Soziologinnen und Soziologen nennen alle Personen, die maßgeblich zu ihrer Forschung und zu ihren Publikationen beigetragen haben. Die Ansprüche auf Autorenschaft und die Reihenfolge der Autoren/innen sollen deren Beteiligung am Forschungsprozeß und an der Veröffentlichung abbilden.
Daten und Materialien, die wörtlich oder sinngemäß von einer veröffentlichten oder unveröffentlichten Arbeit anderer übernommen wurden, müssen kenntlich gemacht und ihren Urheber/innen zugeschrieben werden. Verweise auf Gedanken, die in Arbeiten anderer entwickelt wurden, dürfen nicht wissentlich unterlassen werden.

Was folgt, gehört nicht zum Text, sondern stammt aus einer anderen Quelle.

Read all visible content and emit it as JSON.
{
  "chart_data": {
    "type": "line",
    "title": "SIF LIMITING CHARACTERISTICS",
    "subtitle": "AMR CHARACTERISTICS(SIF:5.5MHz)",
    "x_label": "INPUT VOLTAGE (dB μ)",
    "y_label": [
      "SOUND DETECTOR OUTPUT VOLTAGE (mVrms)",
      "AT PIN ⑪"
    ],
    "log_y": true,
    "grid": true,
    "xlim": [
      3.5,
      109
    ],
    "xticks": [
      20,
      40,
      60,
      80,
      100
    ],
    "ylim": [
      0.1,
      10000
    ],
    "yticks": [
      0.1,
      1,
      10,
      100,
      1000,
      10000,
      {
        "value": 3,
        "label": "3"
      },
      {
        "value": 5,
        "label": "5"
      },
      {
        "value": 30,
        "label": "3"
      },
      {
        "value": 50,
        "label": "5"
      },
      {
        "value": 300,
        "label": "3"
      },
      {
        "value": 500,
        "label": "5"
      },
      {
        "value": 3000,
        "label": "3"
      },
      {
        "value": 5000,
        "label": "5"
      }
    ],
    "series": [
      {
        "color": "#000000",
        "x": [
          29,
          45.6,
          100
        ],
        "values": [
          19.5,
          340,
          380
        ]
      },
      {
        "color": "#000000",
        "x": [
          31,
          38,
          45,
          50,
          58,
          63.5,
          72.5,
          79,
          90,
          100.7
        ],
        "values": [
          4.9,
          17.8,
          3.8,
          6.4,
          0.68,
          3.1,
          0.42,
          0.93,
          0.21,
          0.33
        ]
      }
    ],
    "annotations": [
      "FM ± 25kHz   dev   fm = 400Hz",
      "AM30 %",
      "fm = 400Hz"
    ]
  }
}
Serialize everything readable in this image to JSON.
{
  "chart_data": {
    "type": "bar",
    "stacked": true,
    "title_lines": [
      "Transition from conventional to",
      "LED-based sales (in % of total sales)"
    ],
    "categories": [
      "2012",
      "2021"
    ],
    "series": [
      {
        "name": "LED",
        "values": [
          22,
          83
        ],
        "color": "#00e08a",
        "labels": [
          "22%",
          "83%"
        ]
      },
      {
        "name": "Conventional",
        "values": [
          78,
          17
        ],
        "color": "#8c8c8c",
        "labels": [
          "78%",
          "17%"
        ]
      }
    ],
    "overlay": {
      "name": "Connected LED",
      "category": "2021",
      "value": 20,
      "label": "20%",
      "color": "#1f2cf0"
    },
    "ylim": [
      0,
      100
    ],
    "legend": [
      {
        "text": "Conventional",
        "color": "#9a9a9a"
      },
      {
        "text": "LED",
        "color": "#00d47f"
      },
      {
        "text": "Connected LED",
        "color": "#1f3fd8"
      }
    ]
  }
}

Generell gilt für die Beteiligung an sozialwissenschaftlichen Untersuchungen, dass diese freiwillig ist und auf der Grundlage einer möglichst ausführlichen Information über Ziele und Methoden des entsprechenden Forschungsvorhabens erfolgt. Nicht immer kann das Prinzip der informierten Einwilligung in die Praxis umgesetzt werden, z.B. wenn durch eine umfassende Vorabinformation die Forschungsergebnisse in nicht vertretbarer Weise verzerrt würden. In solchen Fällen muß versucht werden, andere Möglichkeiten der informierten Einwilligung zu nutzen.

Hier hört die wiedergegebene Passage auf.